O tempo atual supervaloriza a paixão. Fala-se dela como se fosse algo fundamental para triunfos, conquistas, êxitos.
Ouço com frequência a palavra paixão como a medida da vitória em qualquer atividade.
Sua invocação é frequentemente feita na advocacia, na gastronomia e nos meios corporativos e esportivos.
Discordo veementemente! A paixão tem sua importância na alquimia do triunfo, mas não é o elemento principal a ser posto no cadinho da vitória.
A eficiência não depende da paixão e muita coisa boa é feita sem seu influxo. Ou melhor: normalmente, o que é bom é feito sem paixão.
A disciplina, a estratégia, a organização, o talento, a seriedade são muito mais importantes do que a paixão. Digo enfaticamente: muito mais importantes!
Não raro, até mesmo a sorte conta mais que a paixão. E sabemos que quanto mais trabalhamos, mais aumentamos os espaços para a sorte, não?
Exemplo histórico de sucesso sem paixão: AS LEGIÕES ROMANAS.
Elas não eram apaixonadas, mas disciplinadas, bem treinadas, organizadas e, por isso tudo, muito eficazes e quase imbatíveis.
O Império Romano organizou o primeiro exército profissional e regular do mundo e o fez com uma excelência fundada na disciplina, não no sentimentalismo.
Os legionários treinavam todos os dias e quando não estavam em campos de batalha, construíam estradas, fortes, paliçadas, aquedutos.
Estavam sempre em movimento e em contínuos estados de alerta e de obediência.
Os bárbaros da Germânia e da Bretanha lutaram com paixão contra os romanos. Eles defendiam suas terras, suas posses, suas crenças, suas famílias, por isso colocavam os corações em cada investida contra o inimigo.
Essa paixão furiosa não lhes bastou. Alguma vitória aqui, acolá, mas invariavelmente a sucumbência diante das poderosas e bem-treinadas, profissionais, legiões.
A paixão, como quase sempre desordenada, era como a chama na palha seca: ardia rápida e fortemente, mas se apagava com a mesma rapidez.
A paixão elevava “o moral” dos guerreiros bárbaros, impelia-os à luta, dominava seus músculos e nervos nos primeiros instantes de cada batalha, mas logo se esvaziava diante da realidade, a poderosa e eficiente máquina de guerra romana.
Os bárbaros imantados de paixão urravam, cantavam hinos de guerra, faziam caretas assustadoras e, em meio a essa catarse coletiva, até causavam alguns estragos.
Não obstante, tão logo recuperados da surpresa inicial, o treinamento dos legionários gritava mais algo e ele era a encarnação do flagelo e impunha aos bárbaros derrota atrás de derrota.

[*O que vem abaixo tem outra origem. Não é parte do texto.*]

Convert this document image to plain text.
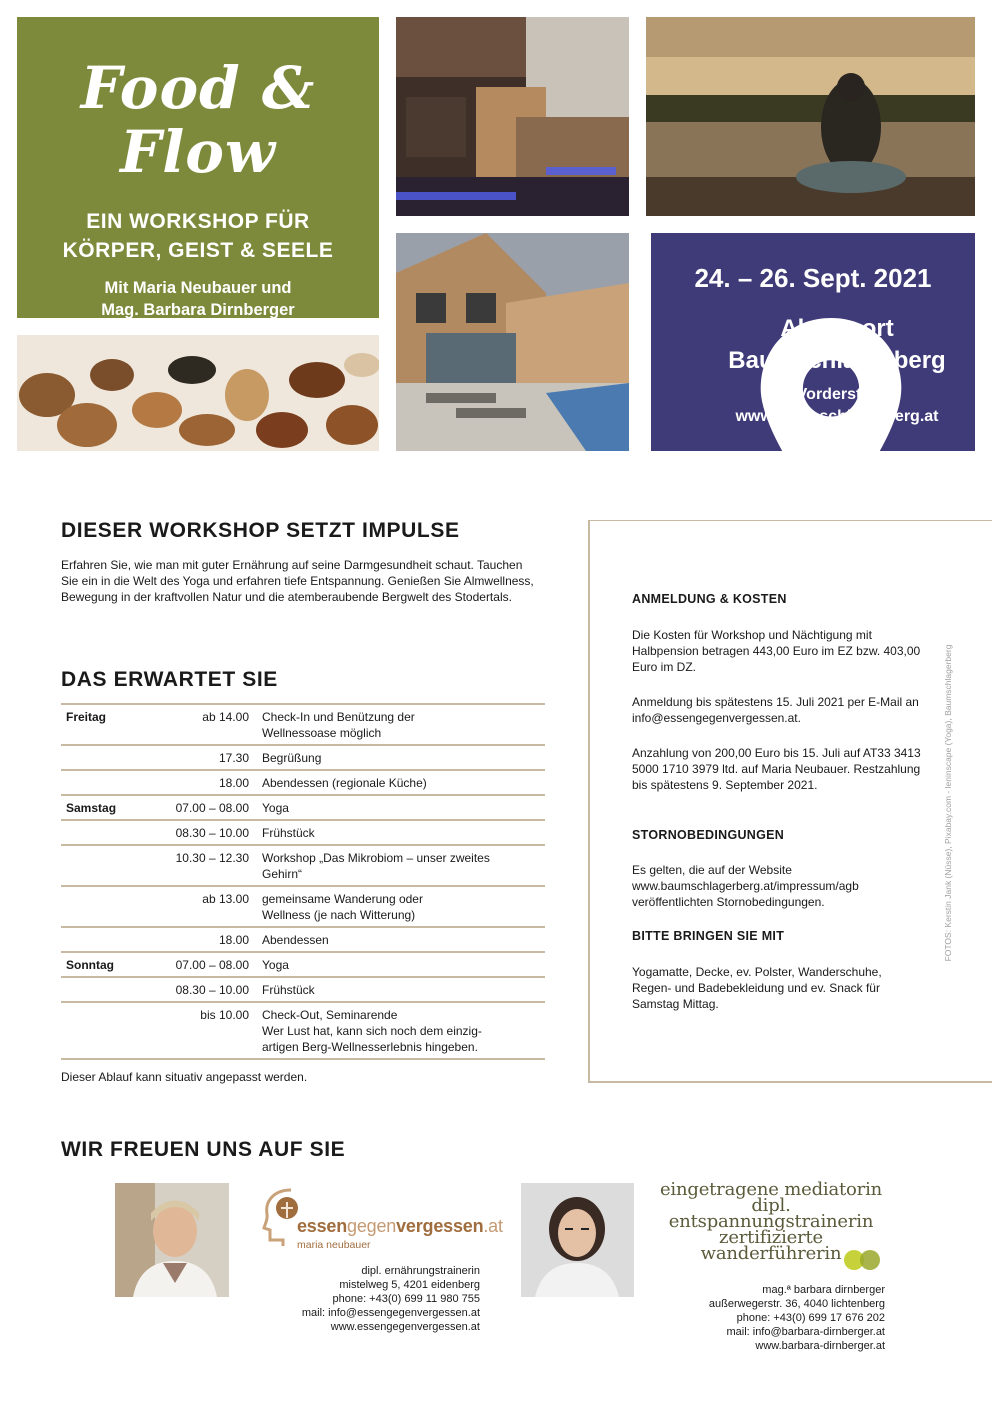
Food & Flow
EIN WORKSHOP FÜR
KÖRPER, GEIST & SEELE
Mit Maria Neubauer und
Mag. Barbara Dirnberger
24. – 26. Sept. 2021
Almresort
Baumschlagerberg
in Vorderstoder
www.baumschlagerberg.at
DIESER WORKSHOP SETZT IMPULSE
Erfahren Sie, wie man mit guter Ernährung auf seine Darmgesundheit schaut. Tauchen Sie ein in die Welt des Yoga und erfahren tiefe Entspannung. Genießen Sie Almwellness, Bewegung in der kraftvollen Natur und die atemberaubende Bergwelt des Stodertals.
DAS ERWARTET SIE
Freitag	ab 14.00	Check-In und Benützung der
Wellnessoase möglich
17.30	Begrüßung
18.00	Abendessen (regionale Küche)
Samstag	07.00 – 08.00	Yoga
08.30 – 10.00	Frühstück
10.30 – 12.30	Workshop „Das Mikrobiom – unser zweites
Gehirn“
ab 13.00	gemeinsame Wanderung oder
Wellness (je nach Witterung)
18.00	Abendessen
Sonntag	07.00 – 08.00	Yoga
08.30 – 10.00	Frühstück
bis 10.00	Check-Out, Seminarende
Wer Lust hat, kann sich noch dem einzig-
artigen Berg-Wellnesserlebnis hingeben.
Dieser Ablauf kann situativ angepasst werden.
ANMELDUNG & KOSTEN
Die Kosten für Workshop und Nächtigung mit Halbpension betragen 443,00 Euro im EZ bzw. 403,00 Euro im DZ.
Anmeldung bis spätestens 15. Juli 2021 per E-Mail an info@essengegenvergessen.at.
Anzahlung von 200,00 Euro bis 15. Juli auf AT33 3413 5000 1710 3979 ltd. auf Maria Neubauer. Restzahlung bis spätestens 9. September 2021.
STORNOBEDINGUNGEN
Es gelten, die auf der Website www.baumschlagerberg.at/impressum/agb veröffentlichten Stornobedingungen.
BITTE BRINGEN SIE MIT
Yogamatte, Decke, ev. Polster, Wanderschuhe, Regen- und Badebekleidung und ev. Snack für Samstag Mittag.
FOTOS: Kerstin Jank (Nüsse), Pixabay.com - leninscape (Yoga), Baumschlagerberg
WIR FREUEN UNS AUF SIE
essengegenvergessen.at
maria neubauer
dipl. ernährungstrainerin
mistelweg 5, 4201 eidenberg
phone: +43(0) 699 11 980 755
mail: info@essengegenvergessen.at
www.essengegenvergessen.at
eingetragene mediatorin
dipl. entspannungstrainerin
zertifizierte wanderführerin
mag.ª barbara dirnberger
außerwegerstr. 36, 4040 lichtenberg
phone: +43(0) 699 17 676 202
mail: info@barbara-dirnberger.at
www.barbara-dirnberger.at
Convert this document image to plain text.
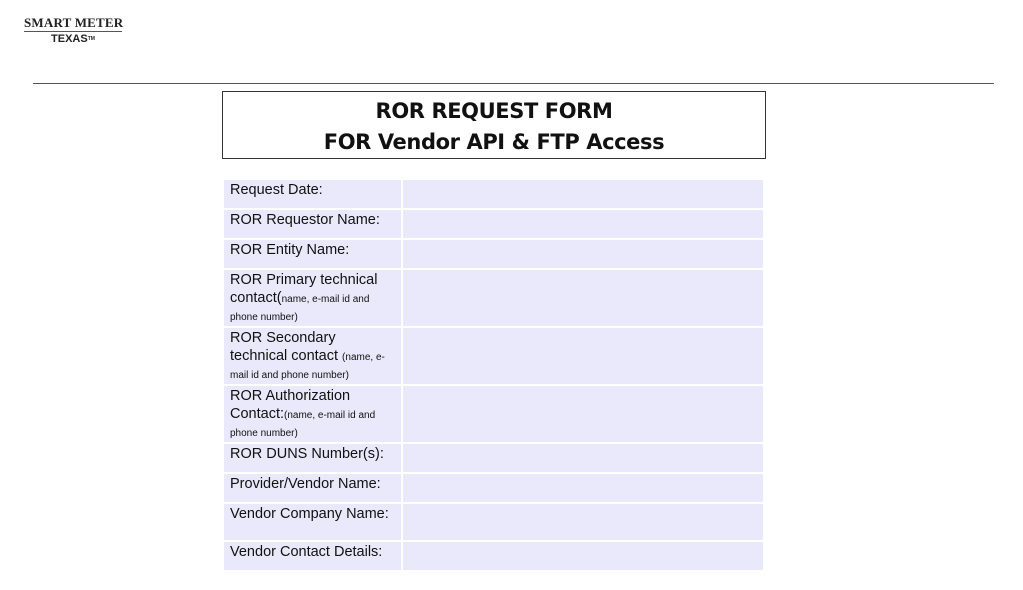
SMART METER
TEXAS™
ROR REQUEST FORM
FOR Vendor API & FTP Access
Request Date:	
ROR Requestor Name:	
ROR Entity Name:	
ROR Primary technical contact(name, e-mail id and phone number)	
ROR Secondary technical contact (name, e-mail id and phone number)	
ROR Authorization Contact:(name, e-mail id and phone number)	
ROR DUNS Number(s):	
Provider/Vendor Name:	
Vendor Company Name:	
Vendor Contact Details:	
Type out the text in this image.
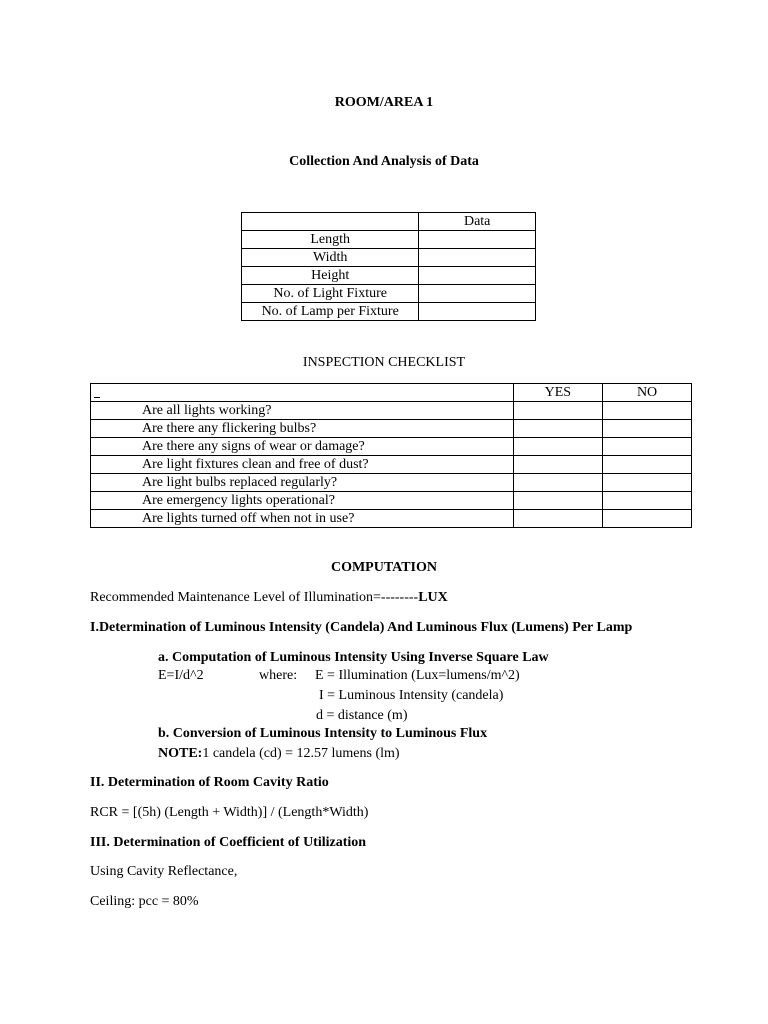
ROOM/AREA 1
Collection And Analysis of Data
	Data
Length	
Width	
Height	
No. of Light Fixture	
No. of Lamp per Fixture	
INSPECTION CHECKLIST
	YES	NO
Are all lights working?		
Are there any flickering bulbs?		
Are there any signs of wear or damage?		
Are light fixtures clean and free of dust?		
Are light bulbs replaced regularly?		
Are emergency lights operational?		
Are lights turned off when not in use?		
COMPUTATION
Recommended Maintenance Level of Illumination=--------LUX
I.Determination of Luminous Intensity (Candela) And Luminous Flux (Lumens) Per Lamp
a. Computation of Luminous Intensity Using Inverse Square Law
E=I/d^2	where: E = Illumination (Lux=lumens/m^2)
I = Luminous Intensity (candela)
d = distance (m)
b. Conversion of Luminous Intensity to Luminous Flux
NOTE:1 candela (cd) = 12.57 lumens (lm)
II. Determination of Room Cavity Ratio
RCR = [(5h) (Length + Width)] / (Length*Width)
III. Determination of Coefficient of Utilization
Using Cavity Reflectance,
Ceiling: pcc = 80%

A paixão inicial dos destreinados e indisciplinados se convertia em medo e torpor. A tecnicidade romana vencia a paixão bárbara, invariavelmente.
Gostamos de falar da paixão e a incensamos com frequência, mas não podemos nela nos fiar para nada, senão como espécie de estopim inicial de algum projeto, um sopro sobre o ânimo, nada mais.
Comprometimento não é paixão, mas canto do amor à verdade e o que nos impulsiona ir além das adversidades e das nossas fraquezas.
Particularmente, fico triste quando, após algum êxito, alguém, inegavelmente em boa-fé, acreditando agradar, seduzido pelo senso-comum, diz “você é apaixonado pelo que faz”. Por cortesia e elegância sorrio, mas por dentro penso: “eu não sou apaixonado pelo que faço, nem um pouco aliás. Eu apenas sou esforçado, cumpro meu dever e conto com a proteção do Alto, nada além, nada aquém”.
É muito triste resumir a complexa aritmética do sucesso ao campo raso da paixão, que obviamente não é algo ruim, muito pelo contrário, mas que é incompreensivelmente superestimado, tratado de forma hiperbólica.
O que a história nos mostra é que a paixão sempre cede à eficiência, ao rigor disciplinar, ao esforço e até à sorte, que normalmente sopra nos rostos dos mais esforçados e talentosos.
Penso que se for para atribuir ao êxito algo realmente poderoso, que seja a fé, não a paixão.
Um homem sem paixão, mas imerso em valores e comprometido sinceramente com alguma coisa, veraz e boa, consegue mais do que um exército de apaixonados.
Repito: não sou eu quem afirmo isso, mas é a história que nos mostra.